Verão no Sítio (Capítulo 10)

Da série Verão no Sítio
Um conto erótico de Hot♡
Categoria: Homossexual
Contém 878 palavras
Data: 09/02/2026 09:12:35
Assuntos: Gay, Homossexual

“Êxtase”

A nona noite no sítio caiu como um véu pesado e quente. O ar estava denso de umidade, o céu sem lua, só estrelas pontilhando o escuro lá fora. Dentro do quarto de Daniel, a janela aberta deixava entrar uma brisa morna que balançava a cortina fina, mas não refrescava o calor que crescia entre os dois corpos na cama.

Eles tinham jantado cedo, conversado pouco, trocado olhares longos que diziam tudo. Depois subiram sem pressa, de mãos dadas. Daniel acendeu só o abajur de cabeceira, luz âmbar suave que desenhava sombras nos músculos dele e nas curvas macias de Tiago.

Daniel tirou a camiseta primeiro, depois ajudou Tiago a tirar a regata. Pele contra pele, peitos colados, respirações já aceleradas. Beijaram-se devagar, sentados na beirada da cama. Línguas se encontrando, mãos explorando costas, nuca, barriga. Daniel desceu os beijos pelo pescoço de Tiago, mordiscando de leve a clavícula, depois chupou os mamilos até Tiago gemer baixo, arqueando as costas.

— Deita de bruços — Daniel murmurou contra a pele, voz rouca e baixa.

Tiago obedeceu. Deitou de bruços no meio da cama, rosto virado para o lado, braços dobrados sob o travesseiro. Daniel tirou o short dele devagar, junto com a cueca. A bunda macia ficou exposta, pele clara brilhando à luz fraca. Daniel se posicionou atrás, entre as pernas abertas de Tiago.

Primeiro veio o carinho. Mãos grandes massageando as nádegas, abrindo devagar, polegar circulando a entrada rosada. Tiago respirou fundo, corpo tenso de expectativa.

— Relaxa, amor… eu vou devagar. Muito devagar.

Daniel pegou o lubrificante na mesinha de cabeceira — um tubo pequeno que ele tinha comprado na cidade dias antes, sem dizer nada. Espremeu uma quantidade generosa nos dedos, aqueceu entre as palmas, depois levou à entrada de Tiago. Circulou devagar, pressionando de leve, sem entrar ainda. Tiago gemeu, quadris se movendo instintivamente para trás.

— Isso… assim… deixa eu entrar.

O dedo médio entrou devagar, só a primeira falange. Tiago apertou ao redor, gemendo rouco. Daniel parou, esperando. Depois começou a mexer devagar, entrando e saindo, girando de leve. Quando sentiu o anel relaxar, adicionou o segundo dedo. Tesoura suave, abrindo, preparando.

Tiago empurrava para trás, gemendo mais alto.

— Daniel… por favor… mais…

Daniel sorriu contra as costas dele, beijando a coluna enquanto os dedos entravam mais fundo, curvando para cima, procurando o ponto. Quando encontrou a próstata, Tiago arqueou inteiro, gemido alto escapando.

— Caralho… aí…

Daniel continuou massageando devagar, dedos entrando e saindo, lubrificando tudo.
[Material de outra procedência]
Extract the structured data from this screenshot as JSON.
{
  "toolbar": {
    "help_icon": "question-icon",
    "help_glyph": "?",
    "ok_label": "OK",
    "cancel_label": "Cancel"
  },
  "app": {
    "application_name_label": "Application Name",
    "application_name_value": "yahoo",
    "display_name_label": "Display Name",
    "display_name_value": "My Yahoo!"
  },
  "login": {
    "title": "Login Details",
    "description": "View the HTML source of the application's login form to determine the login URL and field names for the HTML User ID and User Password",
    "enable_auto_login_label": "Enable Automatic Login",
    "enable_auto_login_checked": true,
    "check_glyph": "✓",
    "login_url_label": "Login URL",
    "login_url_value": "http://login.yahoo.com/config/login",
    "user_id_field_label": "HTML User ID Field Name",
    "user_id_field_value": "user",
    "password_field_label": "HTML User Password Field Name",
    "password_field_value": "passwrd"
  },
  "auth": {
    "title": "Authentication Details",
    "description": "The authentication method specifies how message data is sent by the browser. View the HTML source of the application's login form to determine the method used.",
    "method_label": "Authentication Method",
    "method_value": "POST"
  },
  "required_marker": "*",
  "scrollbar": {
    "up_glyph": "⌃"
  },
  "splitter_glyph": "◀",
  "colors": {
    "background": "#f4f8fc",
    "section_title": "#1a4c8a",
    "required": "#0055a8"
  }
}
Tiago estava aberto, molhado, tremendo de tesão. O pau dele duro contra o lençol, pingando pré-gozo.

Daniel tirou os dedos devagar. Tiago gemeu de vazio.

— Fica de quatro.

Tiago obedeceu, joelhos e mãos na cama, bunda empinada. Daniel se ajoelhou atrás, tirando a própria cueca. O pau grosso, 20 centímetros, estava duro ao máximo, veias pulsando, cabeça brilhando de pré-gozo. Ele passou lubrificante generoso na haste inteira, masturbando devagar, depois na entrada de Tiago.
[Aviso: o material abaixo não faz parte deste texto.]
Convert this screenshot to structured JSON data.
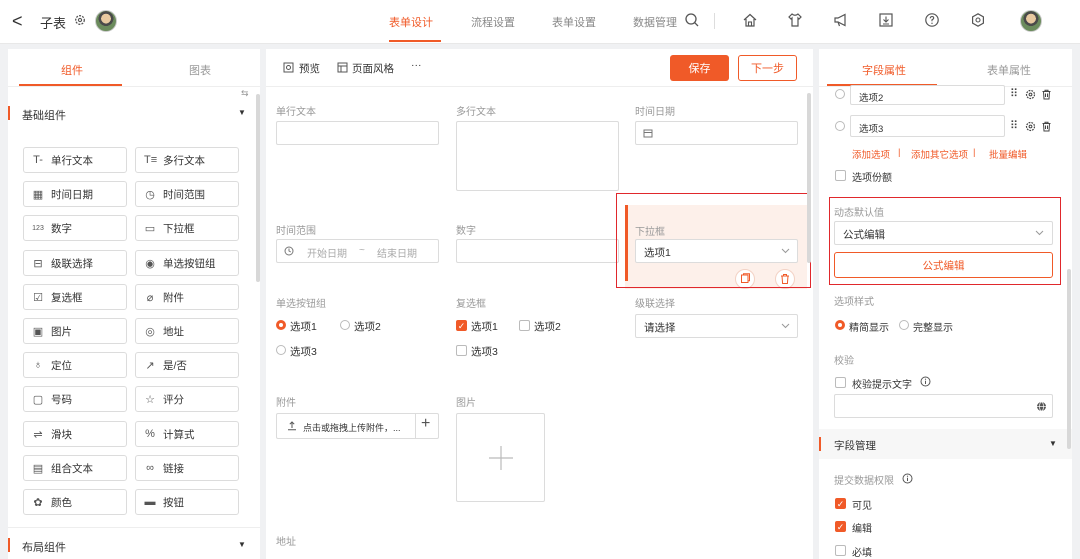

Encostou a cabeça na entrada. Pressionou de leve.

— Respira fundo… solta… eu paro se doer.

Tiago respirou fundo. Daniel empurrou devagar. A cabeça entrou, esticando o anel. Tiago gemeu alto, mistura de dor e prazer. Daniel parou, só a cabeça dentro, mãos nos quadris de Tiago, acariciando.

— Tá tudo bem?

— Tá… continua… devagar…

Daniel avançou mais um centímetro. Outro. Tiago apertava ao redor, gemendo. Daniel entrava devagar, sentindo o calor apertado envolver o pau inteiro. Quando os quadris colaram na bunda macia de Tiago, os dois gemeram juntos.

— Porra… tu é tão apertado… tão quente…

Daniel ficou parado por longos segundos, deixando Tiago se acostumar. Depois começou a mexer devagar, estocadas curtas, saindo quase todo e entrando de novo. Tiago gemia a cada movimento, cabeça baixa, mãos apertando o lençol.
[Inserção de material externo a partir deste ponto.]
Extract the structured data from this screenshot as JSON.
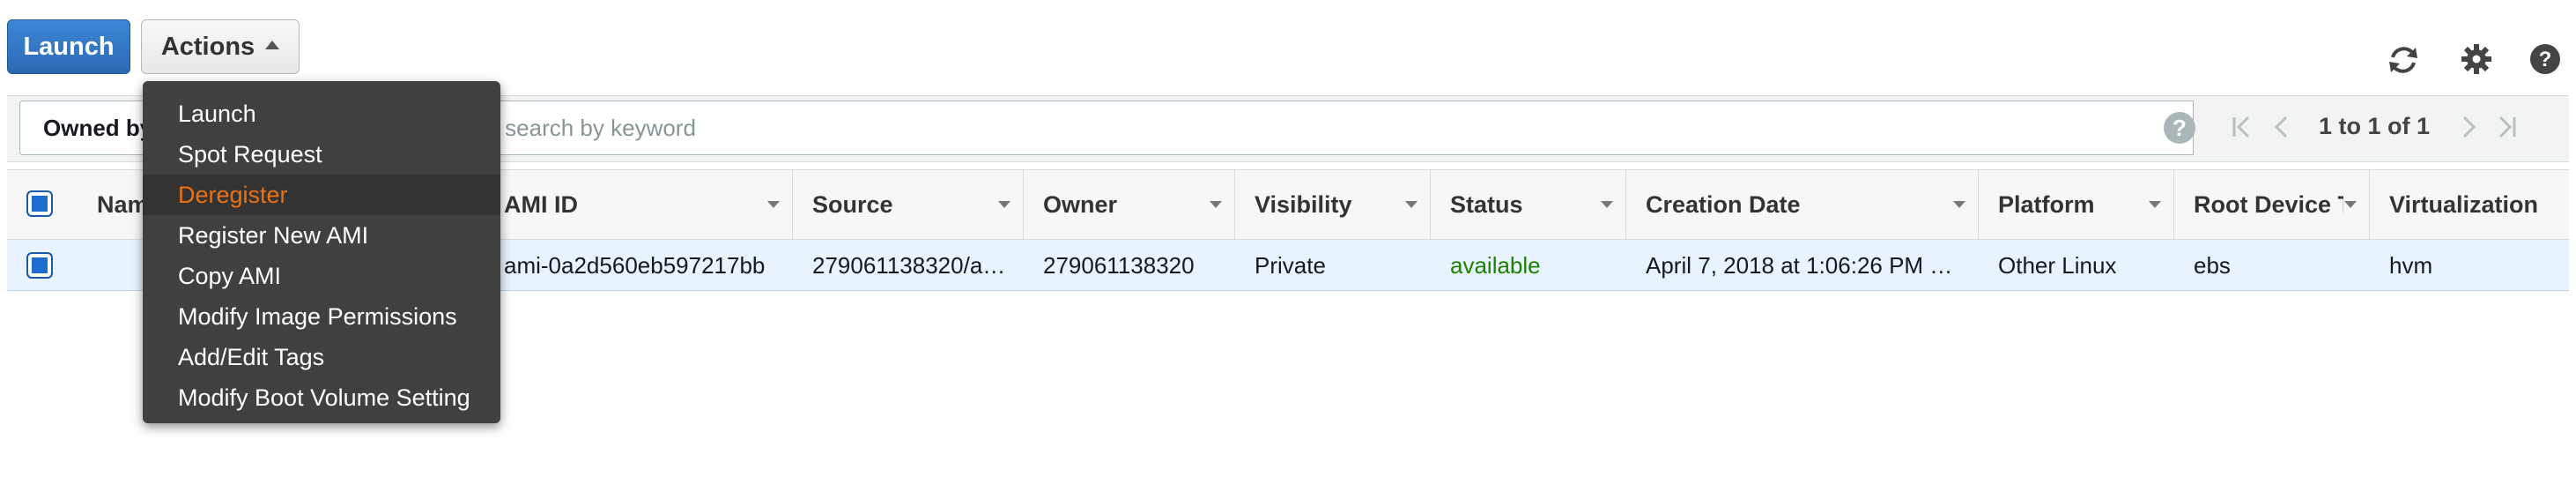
{
  "toolbar": {
    "launch_label": "Launch",
    "actions_label": "Actions"
  },
  "filter": {
    "owned_label": "Owned by me",
    "search_placeholder": "Filter by tags and attributes or search by keyword"
  },
  "pagination": {
    "text": "1 to 1 of 1"
  },
  "table": {
    "columns": [
      "Name",
      "AMI ID",
      "Source",
      "Owner",
      "Visibility",
      "Status",
      "Creation Date",
      "Platform",
      "Root Device Type",
      "Virtualization"
    ],
    "rows": [
      {
        "name": "",
        "ami_id": "ami-0a2d560eb597217bb",
        "source": "279061138320/a…",
        "owner": "279061138320",
        "visibility": "Private",
        "status": "available",
        "creation_date": "April 7, 2018 at 1:06:26 PM …",
        "platform": "Other Linux",
        "root_device": "ebs",
        "virtualization": "hvm"
      }
    ]
  },
  "actions_menu": {
    "items": [
      "Launch",
      "Spot Request",
      "Deregister",
      "Register New AMI",
      "Copy AMI",
      "Modify Image Permissions",
      "Add/Edit Tags",
      "Modify Boot Volume Setting"
    ],
    "highlighted_index": 2
  },
  "icons": {
    "refresh": "refresh-icon",
    "settings": "gear-icon",
    "help": "help-icon"
  },
  "colors": {
    "primary_button": "#2b6ab5",
    "status_available": "#1d8102",
    "menu_highlight": "#ec7211",
    "selected_row": "#e8f3fd"
  }
}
Daniel acelerou aos poucos. Estocadas mais longas, mais profundas. Batia na próstata a cada investida. Tiago tremia inteiro, pau pulsando sem ser tocado.

— Daniel… eu… vou gozar…

Daniel segurou os quadris com mais força, estocando fundo, ritmado.

— Goza, amor… goza com meu pau dentro de você…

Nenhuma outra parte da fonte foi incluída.